Pannone, former Alaska Wing, Pacific Region commander, passes
Civil Air Patrol is mourning the loss of a former Alaska Wing and Pacific Region commander who served on CAP’s first Board of Governors.
Col. Michael Lawrence Pannone died on June 10. A former U.S. Marine, he was buried June 22 at Fort Richardson National Cemetery and honored the next day with a celebration of life at the Alaska Aviation Museum in Anchorage. He was 87.
Well-known as a longtime Alaskan and aviation pioneer, Pannone operated in Alaska and Western Canada for more than 50 years. He was also a 37-year volunteer with Civil Air Patrol. He served as commander of the Alaska Wing from 1992-1996 and subsequently was the only Alaskan to serve as commander of CAP’s six-state Pacific Region, doing so from 1996-2000. He twice received the Distinguished Service Award.
In 2001, he was appointed to CAP’s first Board of Governors, the organization’s top governing body, as one of two at-large members. He served on the board from February 2001-May 2003.
Brig. Gen. Rich Anderson, CAP national commander from 1993-1996 who later served on the Board of Governors, said Pannone’s leadership of the Alaska Wing was a particularly challenging assignment because of the remote Alaska geography, the sheer size of the state of Alaska, the dispersed locations of Alaska Wing units and the hardship of flying operational missions in some of the toughest terrain on the planet.

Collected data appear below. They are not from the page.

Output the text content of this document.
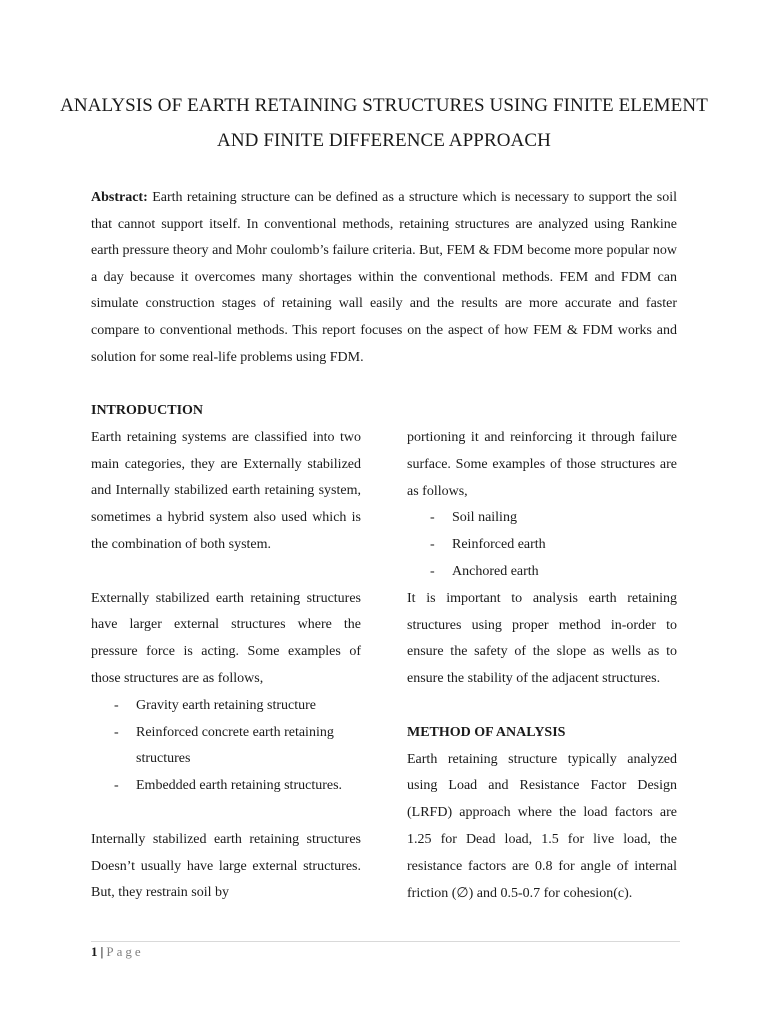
ANALYSIS OF EARTH RETAINING STRUCTURES USING FINITE ELEMENT AND FINITE DIFFERENCE APPROACH
Abstract: Earth retaining structure can be defined as a structure which is necessary to support the soil that cannot support itself. In conventional methods, retaining structures are analyzed using Rankine earth pressure theory and Mohr coulomb’s failure criteria. But, FEM & FDM become more popular now a day because it overcomes many shortages within the conventional methods. FEM and FDM can simulate construction stages of retaining wall easily and the results are more accurate and faster compare to conventional methods. This report focuses on the aspect of how FEM & FDM works and solution for some real-life problems using FDM.
INTRODUCTION

Earth retaining systems are classified into two main categories, they are Externally stabilized and Internally stabilized earth retaining system, sometimes a hybrid system also used which is the combination of both system.

Externally stabilized earth retaining structures have larger external structures where the pressure force is acting. Some examples of those structures are as follows,

- Gravity earth retaining structure
- Reinforced concrete earth retaining structures
- Embedded earth retaining structures.

Internally stabilized earth retaining structures Doesn’t usually have large external structures. But, they restrain soil by

portioning it and reinforcing it through failure surface. Some examples of those structures are as follows,

- Soil nailing
- Reinforced earth
- Anchored earth

It is important to analysis earth retaining structures using proper method in-order to ensure the safety of the slope as wells as to ensure the stability of the adjacent structures.

METHOD OF ANALYSIS

Earth retaining structure typically analyzed using Load and Resistance Factor Design (LRFD) approach where the load factors are 1.25 for Dead load, 1.5 for live load, the resistance factors are 0.8 for angle of internal friction (∅) and 0.5-0.7 for cohesion(c).

1 | Page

“Col. Pannone did his job with great expertise and was an invaluable member of the then-CAP National Board (now CAP Command Council). He was focused on significant policy matters and was an active and energetic participant in policy-making dialogue at the region and national levels,” Anderson said, and “made major contributions as a member of CAP’s national governing body.”
“I counted on Mike’s leadership as Alaska Wing commander during my term as CAP national commander, and his many contributions have endured to this day — and will endure beyond.”
Pannone was the owner of Aero Forensics Alaska LLC, an independent consulting group operating in the fields of aviation safety, aviation education, air traffic control systems and accident investigation. He retired in 2009 as contract site supervisor for the Raytheon Corp. in its contract to train air traffic controllers at the Anchorage Air Route Traffic Control Center. In that role, he was responsible for contract training of air traffic controllers in one en route center, two approach control facilities and three control towers.
He was the first director of the air traffic control program of the University of Anchorage's Aviation and Technology Division, beginning in 1971 as an assistant profressor.
Pannone held commercial privileges in single and multi-engine aircraft, land and sea, and was instrument-rated. During the Exxon Valdez disaster he piloted numerous missions into the Prince William Sound area as part of the rescue effort. He was among those cited for this effort by the Alaska State Legislature.
In 1991, he led the first ever fly-in of 35 general aviation aircraft from Nome across the Bering Strait to Providenia, Russia. In 2018, he was a recipient of the Federal Aviation Administration Master Pilot Award. He also was a support pilot for several Iditarod dog sled races.